Crysis 3 has a perfectly competent set of default mouse+keyboard controls, but you're still allowed to remap anything that you like. It also supports gamepads if you're playing in the living room, with a few different control profiles if you're, say, left-handed. So long as a controller is plugged in, you can use it anytime you like, so if you want to control a vehicle with the gamepad there's no need to fuss around with the menus when you switch back to moving around on foot with your mouse and keyboard.

Menus


Navigating through menus is snappy and responsive. There is an awkward and unnecessary perspective system in the main menu that tilts the display as you move your mouse around, but it's not so exaggerated as to be truly annoying.

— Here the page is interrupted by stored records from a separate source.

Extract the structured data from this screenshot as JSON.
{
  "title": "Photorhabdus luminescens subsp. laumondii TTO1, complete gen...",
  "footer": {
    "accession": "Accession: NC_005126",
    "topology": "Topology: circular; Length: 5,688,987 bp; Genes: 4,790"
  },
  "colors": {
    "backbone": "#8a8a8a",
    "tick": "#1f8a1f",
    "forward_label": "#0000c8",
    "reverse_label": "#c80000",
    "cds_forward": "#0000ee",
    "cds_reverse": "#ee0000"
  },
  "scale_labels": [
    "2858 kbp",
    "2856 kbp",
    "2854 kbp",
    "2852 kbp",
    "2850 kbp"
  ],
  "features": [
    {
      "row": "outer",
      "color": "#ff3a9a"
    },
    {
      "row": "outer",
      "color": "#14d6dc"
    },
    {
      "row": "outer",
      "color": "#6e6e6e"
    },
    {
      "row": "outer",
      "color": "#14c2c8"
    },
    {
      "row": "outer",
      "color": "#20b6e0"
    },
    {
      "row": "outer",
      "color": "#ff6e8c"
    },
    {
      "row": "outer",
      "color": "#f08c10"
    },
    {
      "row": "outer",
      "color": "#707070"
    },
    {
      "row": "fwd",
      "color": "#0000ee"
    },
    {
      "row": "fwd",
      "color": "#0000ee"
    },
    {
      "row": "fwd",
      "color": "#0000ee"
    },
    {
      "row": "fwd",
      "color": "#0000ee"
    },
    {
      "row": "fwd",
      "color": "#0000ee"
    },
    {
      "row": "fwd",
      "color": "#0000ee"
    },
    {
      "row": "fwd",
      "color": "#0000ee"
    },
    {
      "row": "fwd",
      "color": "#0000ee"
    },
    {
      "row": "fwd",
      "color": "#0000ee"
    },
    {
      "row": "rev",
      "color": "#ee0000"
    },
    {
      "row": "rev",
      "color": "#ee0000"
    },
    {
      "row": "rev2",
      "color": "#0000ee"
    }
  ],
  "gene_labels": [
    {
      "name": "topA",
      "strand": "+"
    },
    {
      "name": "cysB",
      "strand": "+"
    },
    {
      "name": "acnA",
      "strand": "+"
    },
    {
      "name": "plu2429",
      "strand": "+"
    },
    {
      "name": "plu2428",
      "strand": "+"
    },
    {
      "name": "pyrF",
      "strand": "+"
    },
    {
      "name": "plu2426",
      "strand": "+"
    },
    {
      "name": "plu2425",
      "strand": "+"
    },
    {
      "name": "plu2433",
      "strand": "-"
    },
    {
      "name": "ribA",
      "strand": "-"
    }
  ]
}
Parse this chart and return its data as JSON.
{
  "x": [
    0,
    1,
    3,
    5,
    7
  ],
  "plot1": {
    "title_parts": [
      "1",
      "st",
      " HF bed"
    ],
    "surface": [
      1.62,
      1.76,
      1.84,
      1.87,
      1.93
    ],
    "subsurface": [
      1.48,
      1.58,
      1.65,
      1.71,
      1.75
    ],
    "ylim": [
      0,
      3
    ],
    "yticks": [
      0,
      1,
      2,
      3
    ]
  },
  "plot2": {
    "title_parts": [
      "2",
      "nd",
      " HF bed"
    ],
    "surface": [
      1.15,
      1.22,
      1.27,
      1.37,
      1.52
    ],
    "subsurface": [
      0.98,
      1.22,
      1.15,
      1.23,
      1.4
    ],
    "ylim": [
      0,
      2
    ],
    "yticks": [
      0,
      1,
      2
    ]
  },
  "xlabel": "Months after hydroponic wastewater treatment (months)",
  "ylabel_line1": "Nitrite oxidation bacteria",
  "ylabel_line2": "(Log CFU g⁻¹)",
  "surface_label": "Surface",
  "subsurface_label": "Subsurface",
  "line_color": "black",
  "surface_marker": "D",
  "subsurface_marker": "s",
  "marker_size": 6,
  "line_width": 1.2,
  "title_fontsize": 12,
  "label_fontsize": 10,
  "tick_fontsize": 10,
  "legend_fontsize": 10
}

Most menus don't require scrolling, but the ones that do are perfectly capable of being controlled with your mousewheel instead of your keyboard. It'd be nice if some of the more information-dense menus, like the multiplayer loadout screens, were reorganized for the PC version to display more of that information on a single screen and reduce the need for scrolling.

Performance


I ran Crysis 3 on my home machine, containing a Core 17 920 processor, a Radeon 6950, and 16 gigs of RAM. It's a couple years past the point where it could be considered anywhere near top-of-the-line, but it still managed to run Crysis 3 on Medium settings at 30 to 40fps at 1920x1080 resolution. On the same machine, my FPS meter ran down to the single digits when I cranked everything up to Very High, but curiously enough, the visuals don't look incredibly different if you compare Very High to Low graphical settings. If you switch everything down to the minimum settings, textures become a bit more blurry when viewed at close range, distant objects have less detail, and water effects are less robust, but the differences are pretty subtle if you're simply walking around the game world. The graphical discrepancies between high and low settings are more notable in pitched combat, though, so if you want all the bells and whistles for the visual effects turned on, your computer better pack a punch.

That said, even on the lowest settings, Crysis 3 is still a great-looking game, so if your gaming PC is anything near recent, you should be able to find a set of graphical options that offers both a steady FPS and some great visuals.

Multiplayer

Crysis 3 thankfully runs its multiplayer through dedicated servers rather than using peer-to-peer connections. You're able to peruse those servers through a browser that's effective and fairly quick, and which lets you filter servers based on their full/empty status, your ping, gametype, map, and a few other options. The PC version also increases the maximum number of players on a server to 16, whereas console versions are limited to 12.

Saves

Some thumbnails would've been handy here.

You can't save anywhere you like in Crysis 3, as it utilizes a checkpoint save system. Each checkpoint you pass creates a discrete save file, though, which should let you go back and replay levels from a spot other than the very beginning if you can suss out which file corresponds to where in the level you want to go. (That can be difficult given that all saves from a level are named identically save for a timestamp.) If you're sharing your computer with someone else who wishes to play, individual profiles with independent save files will help prevent you from overwriting each other's progress.

Conclusion

My gaming machine holds its own with most games, but it certainly isn't a speed demon compared to current cutting-edge gaming machines, so I approached Crysis 3 with a bit of trepidation given the franchise's reputation as a videocard melter. So it's a pleasant surprise to find that Crysis 3 both looks amazing and runs very fluidly on my system. If you want to run it on multiple monitors with everything maxed out, it'll obviously look even better, but you will of course have to invest in some pretty robust hardware to do so. But even at lower system settings, this is still one of the most graphically impressive games we've yet seen, and the PC port does a great job at allowing you to customize it as you see fit.